Kommentar: Die «brachiale» Fundgeschichte

Nach Meinung der Wissenschaftler, die die Scheibe untersucht haben, und wohl auch nach Meinung der beteiligten Landeskriminalämter, wurden die Deformationen der Scheibe hauptsächlich von den Findern verursacht. Ich kenne die Aussagen der Finder nicht - insofern mögen meine diesbezüglichen Überlegungen zum Teil irrig sein - doch offenbar sagen die Finder etwas anderes aus, als den Vorstellungen von wissenschaftlicher Seite über den Fundvorgang entspricht:

«Die starke Deformation des Randes könnte von einer Hacke, möglicherweise dem angeblich benutzten Zimmermannshammer, herrühren.» (Pernicka, Wunderlich, in AiSA 1/02, S. 30, H.v.m.)

Man glaubt offenbar den Findern nicht. Doch warum sollten sie lügen, wenn sie doch insgesamt geständig sind? Auch eine Erinnerungslücke scheint mir - bei diesem für die Finder wohl aufregendem Augenblick - äußerst unwahrscheinlich. Doch die Wissenschaft weiß es besser:

«Die beiden Täter hielten nach ihrer Aussage vor Gericht die Himmelsscheibe für einen Eimerdeckel und entrissen sie mit einer groben Metallhacke, ähnlich einem Maurerhammer, brachial dem Boden. So wurde ein großes Segment des Goldblechs aus dem Vollmond herausgerissen, Kratzer und Schrammen überziehen das obere Drittel der Scheibe.» (Wunderlich, in: DGH, S. 41)

«Die starke Deformation des Randes wurde von den Schlägen der Hacke verursacht.» (Wunderlich, ebenda, S. 41f.)
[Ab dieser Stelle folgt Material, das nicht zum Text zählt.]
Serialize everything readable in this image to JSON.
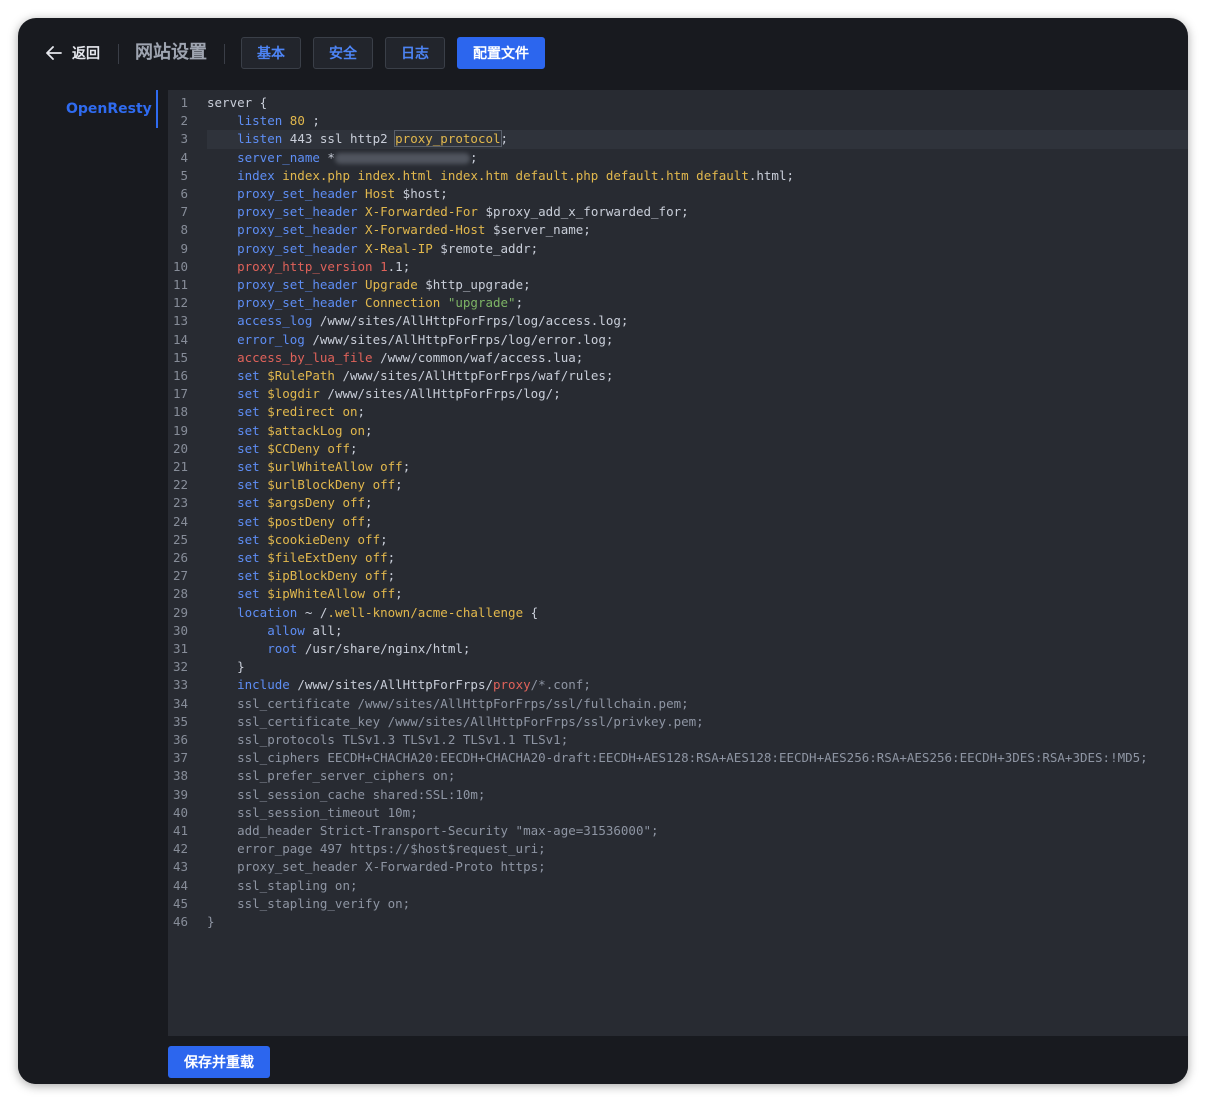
{
  "header": {
    "back_label": "返回",
    "page_title": "网站设置",
    "tabs": [
      {
        "label": "基本",
        "active": false
      },
      {
        "label": "安全",
        "active": false
      },
      {
        "label": "日志",
        "active": false
      },
      {
        "label": "配置文件",
        "active": true
      }
    ]
  },
  "sidebar": {
    "items": [
      {
        "label": "OpenResty",
        "active": true
      }
    ]
  },
  "editor": {
    "current_line": 3,
    "lines": [
      [
        [
          "w",
          "server {"
        ]
      ],
      [
        [
          "k",
          "    listen"
        ],
        [
          "p",
          " 80"
        ],
        [
          "w",
          " ;"
        ]
      ],
      [
        [
          "k",
          "    listen"
        ],
        [
          "w",
          " 443 ssl http2 "
        ],
        [
          "p",
          "proxy_protocol"
        ],
        [
          "w",
          ";"
        ]
      ],
      [
        [
          "k",
          "    server_name"
        ],
        [
          "w",
          " *"
        ],
        [
          "blur",
          ""
        ],
        [
          "w",
          ";"
        ]
      ],
      [
        [
          "k",
          "    index"
        ],
        [
          "p",
          " index.php index.html index.htm default.php default.htm default"
        ],
        [
          "w",
          ".html;"
        ]
      ],
      [
        [
          "k",
          "    proxy_set_header"
        ],
        [
          "p",
          " Host"
        ],
        [
          "w",
          " $host;"
        ]
      ],
      [
        [
          "k",
          "    proxy_set_header"
        ],
        [
          "p",
          " X-Forwarded-For"
        ],
        [
          "w",
          " $proxy_add_x_forwarded_for;"
        ]
      ],
      [
        [
          "k",
          "    proxy_set_header"
        ],
        [
          "p",
          " X-Forwarded-Host"
        ],
        [
          "w",
          " $server_name;"
        ]
      ],
      [
        [
          "k",
          "    proxy_set_header"
        ],
        [
          "p",
          " X-Real-IP"
        ],
        [
          "w",
          " $remote_addr;"
        ]
      ],
      [
        [
          "r",
          "    proxy_http_version"
        ],
        [
          "r",
          " 1"
        ],
        [
          "w",
          ".1;"
        ]
      ],
      [
        [
          "k",
          "    proxy_set_header"
        ],
        [
          "p",
          " Upgrade"
        ],
        [
          "w",
          " $http_upgrade;"
        ]
      ],
      [
        [
          "k",
          "    proxy_set_header"
        ],
        [
          "p",
          " Connection"
        ],
        [
          "s",
          " \"upgrade\""
        ],
        [
          "w",
          ";"
        ]
      ],
      [
        [
          "k",
          "    access_log"
        ],
        [
          "w",
          " /www/sites/AllHttpForFrps/log/access.log;"
        ]
      ],
      [
        [
          "k",
          "    error_log"
        ],
        [
          "w",
          " /www/sites/AllHttpForFrps/log/error.log;"
        ]
      ],
      [
        [
          "r",
          "    access_by_lua_file"
        ],
        [
          "w",
          " /www/common/waf/access.lua;"
        ]
      ],
      [
        [
          "k",
          "    set"
        ],
        [
          "p",
          " $RulePath"
        ],
        [
          "w",
          " /www/sites/AllHttpForFrps/waf/rules;"
        ]
      ],
      [
        [
          "k",
          "    set"
        ],
        [
          "p",
          " $logdir"
        ],
        [
          "w",
          " /www/sites/AllHttpForFrps/log/;"
        ]
      ],
      [
        [
          "k",
          "    set"
        ],
        [
          "p",
          " $redirect on"
        ],
        [
          "w",
          ";"
        ]
      ],
      [
        [
          "k",
          "    set"
        ],
        [
          "p",
          " $attackLog on"
        ],
        [
          "w",
          ";"
        ]
      ],
      [
        [
          "k",
          "    set"
        ],
        [
          "p",
          " $CCDeny off"
        ],
        [
          "w",
          ";"
        ]
      ],
      [
        [
          "k",
          "    set"
        ],
        [
          "p",
          " $urlWhiteAllow off"
        ],
        [
          "w",
          ";"
        ]
      ],
      [
        [
          "k",
          "    set"
        ],
        [
          "p",
          " $urlBlockDeny off"
        ],
        [
          "w",
          ";"
        ]
      ],
      [
        [
          "k",
          "    set"
        ],
        [
          "p",
          " $argsDeny off"
        ],
        [
          "w",
          ";"
        ]
      ],
      [
        [
          "k",
          "    set"
        ],
        [
          "p",
          " $postDeny off"
        ],
        [
          "w",
          ";"
        ]
      ],
      [
        [
          "k",
          "    set"
        ],
        [
          "p",
          " $cookieDeny off"
        ],
        [
          "w",
          ";"
        ]
      ],
      [
        [
          "k",
          "    set"
        ],
        [
          "p",
          " $fileExtDeny off"
        ],
        [
          "w",
          ";"
        ]
      ],
      [
        [
          "k",
          "    set"
        ],
        [
          "p",
          " $ipBlockDeny off"
        ],
        [
          "w",
          ";"
        ]
      ],
      [
        [
          "k",
          "    set"
        ],
        [
          "p",
          " $ipWhiteAllow off"
        ],
        [
          "w",
          ";"
        ]
      ],
      [
        [
          "k",
          "    location"
        ],
        [
          "w",
          " ~ /"
        ],
        [
          "p",
          ".well-known/acme-challenge"
        ],
        [
          "w",
          " {"
        ]
      ],
      [
        [
          "k",
          "        allow"
        ],
        [
          "w",
          " all;"
        ]
      ],
      [
        [
          "k",
          "        root"
        ],
        [
          "w",
          " /usr/share/nginx/html;"
        ]
      ],
      [
        [
          "w",
          "    }"
        ]
      ],
      [
        [
          "k",
          "    include"
        ],
        [
          "w",
          " /www/sites/AllHttpForFrps/"
        ],
        [
          "r",
          "proxy"
        ],
        [
          "g",
          "/*.conf;"
        ]
      ],
      [
        [
          "g",
          "    ssl_certificate /www/sites/AllHttpForFrps/ssl/fullchain.pem;"
        ]
      ],
      [
        [
          "g",
          "    ssl_certificate_key /www/sites/AllHttpForFrps/ssl/privkey.pem;"
        ]
      ],
      [
        [
          "g",
          "    ssl_protocols TLSv1.3 TLSv1.2 TLSv1.1 TLSv1;"
        ]
      ],
      [
        [
          "g",
          "    ssl_ciphers EECDH+CHACHA20:EECDH+CHACHA20-draft:EECDH+AES128:RSA+AES128:EECDH+AES256:RSA+AES256:EECDH+3DES:RSA+3DES:!MD5;"
        ]
      ],
      [
        [
          "g",
          "    ssl_prefer_server_ciphers on;"
        ]
      ],
      [
        [
          "g",
          "    ssl_session_cache shared:SSL:10m;"
        ]
      ],
      [
        [
          "g",
          "    ssl_session_timeout 10m;"
        ]
      ],
      [
        [
          "g",
          "    add_header Strict-Transport-Security \"max-age=31536000\";"
        ]
      ],
      [
        [
          "g",
          "    error_page 497 https://$host$request_uri;"
        ]
      ],
      [
        [
          "g",
          "    proxy_set_header X-Forwarded-Proto https;"
        ]
      ],
      [
        [
          "g",
          "    ssl_stapling on;"
        ]
      ],
      [
        [
          "g",
          "    ssl_stapling_verify on;"
        ]
      ],
      [
        [
          "g",
          "}"
        ]
      ]
    ]
  },
  "footer": {
    "save_label": "保存并重载"
  },
  "colors": {
    "accent": "#2c66ee",
    "background": "#181a1f",
    "editor_bg": "#282b32"
  }
}
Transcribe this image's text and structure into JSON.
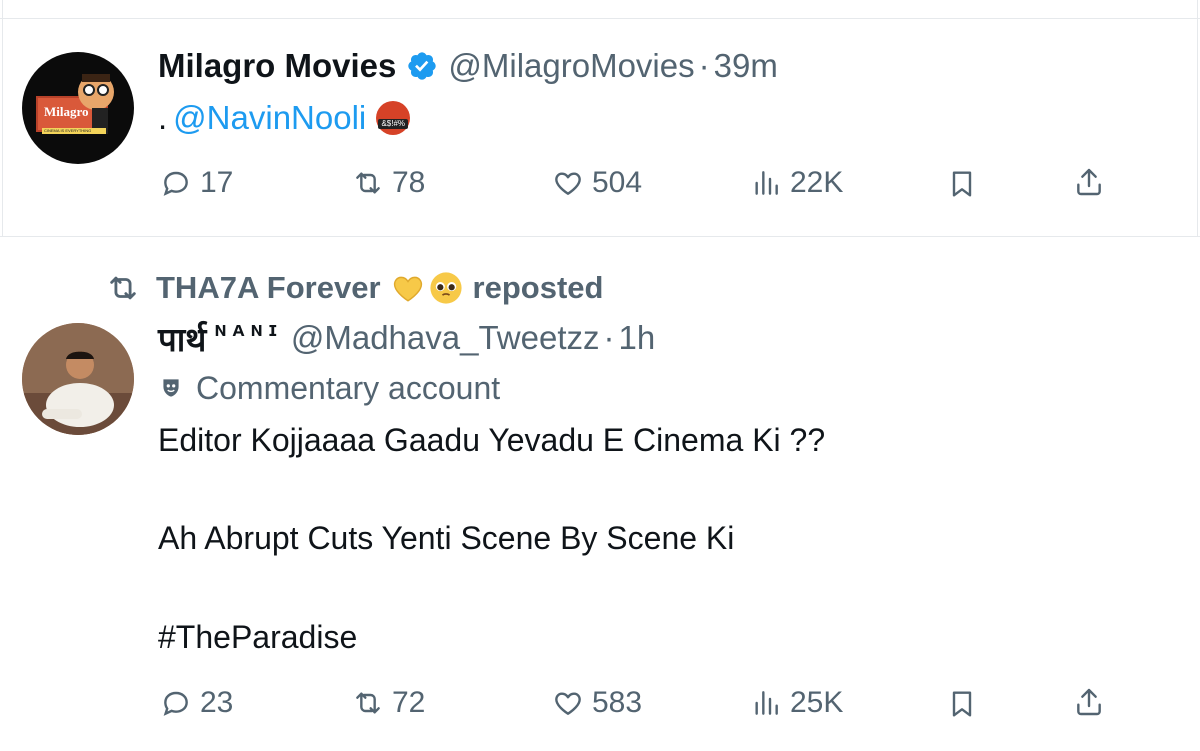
{
  "tweet1": {
    "display_name": "Milagro Movies",
    "handle": "@MilagroMovies",
    "dot": "·",
    "time": "39m",
    "text_prefix": ".",
    "mention": "@NavinNooli",
    "avatar_logo_text": "Milagro",
    "avatar_tagline": "CINEMA IS EVERYTHING",
    "emoji_text": "&$!#%",
    "actions": {
      "replies": "17",
      "reposts": "78",
      "likes": "504",
      "views": "22K"
    }
  },
  "tweet2": {
    "repost_by": "THA7A Forever",
    "repost_label": "reposted",
    "display_name": "पार्थ",
    "display_name_suffix": "ɴᴀɴɪ",
    "handle": "@Madhava_Tweetzz",
    "dot": "·",
    "time": "1h",
    "account_label": "Commentary account",
    "text_line1": "Editor Kojjaaaa Gaadu Yevadu E Cinema Ki ??",
    "text_line2": "Ah Abrupt Cuts Yenti Scene By Scene Ki",
    "hashtag": "#TheParadise",
    "actions": {
      "replies": "23",
      "reposts": "72",
      "likes": "583",
      "views": "25K"
    }
  },
  "colors": {
    "accent": "#1d9bf0",
    "muted": "#536471",
    "text": "#0f1419",
    "verified": "#1d9bf0",
    "heart_emoji": "#f7c948"
  }
}
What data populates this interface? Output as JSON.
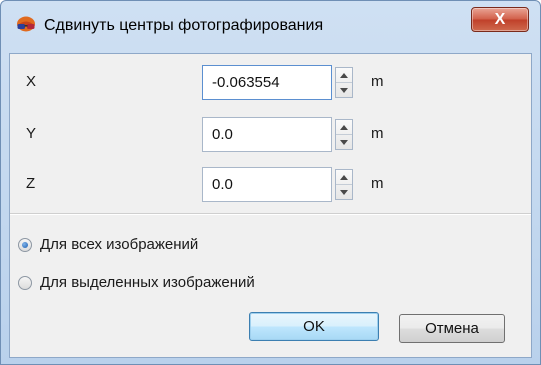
{
  "window": {
    "title": "Сдвинуть центры фотографирования",
    "close_label": "X"
  },
  "fields": [
    {
      "label": "X",
      "value": "-0.063554",
      "unit": "m"
    },
    {
      "label": "Y",
      "value": "0.0",
      "unit": "m"
    },
    {
      "label": "Z",
      "value": "0.0",
      "unit": "m"
    }
  ],
  "apply_to": {
    "options": [
      {
        "label": "Для всех изображений",
        "checked": true
      },
      {
        "label": "Для выделенных изображений",
        "checked": false
      }
    ]
  },
  "buttons": {
    "ok_label": "OK",
    "cancel_label": "Отмена"
  },
  "colors": {
    "title_bar": "#cfe0f3",
    "client_bg": "#f0f0f0",
    "close_button": "#c0402a",
    "default_button": "#bee6fd"
  },
  "icons": {
    "app": "3d-glasses-icon",
    "spin_up": "triangle-up-icon",
    "spin_down": "triangle-down-icon"
  }
}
Ein solches "brachiales" Vorgehen der "Täter" kann ich mir selbst mit größter Anstrengung nicht vorstellen. Es mag auf meine Vorstellungskraft nicht ankommen, doch ich meine, daß ein Mensch, der erst stundenlang mit einer Metallsonde durch den Wald rennt, nicht wie ein Bekloppter seinen potentiell wertvollen Fund kaputt hackt, sobald sein Gerät endlich mal piepst. Er gräbt zwar gewiß nicht so sorgsam, wie es für einen Archäologen wünschenswert wäre, doch solange er noch nicht weiß, was er da dem Boden entzieht, wären derart kraftvolle Schläge, wie sie nötig gewesen wären, um die erheblichen Deformationen des relativ dicken und harten Bronzeblechs hervorzurufen, die Tat eines geistig umnachteten Idioten.

Die Beurteilung, daß es sich bei der Scheibe um einen Eimerdeckel handelt, kann sich bei den Findern doch wohl erst gebildet haben, nachdem sie die Scheibe bereits freigelegt hatten, und nicht schon während des Ausgrabens.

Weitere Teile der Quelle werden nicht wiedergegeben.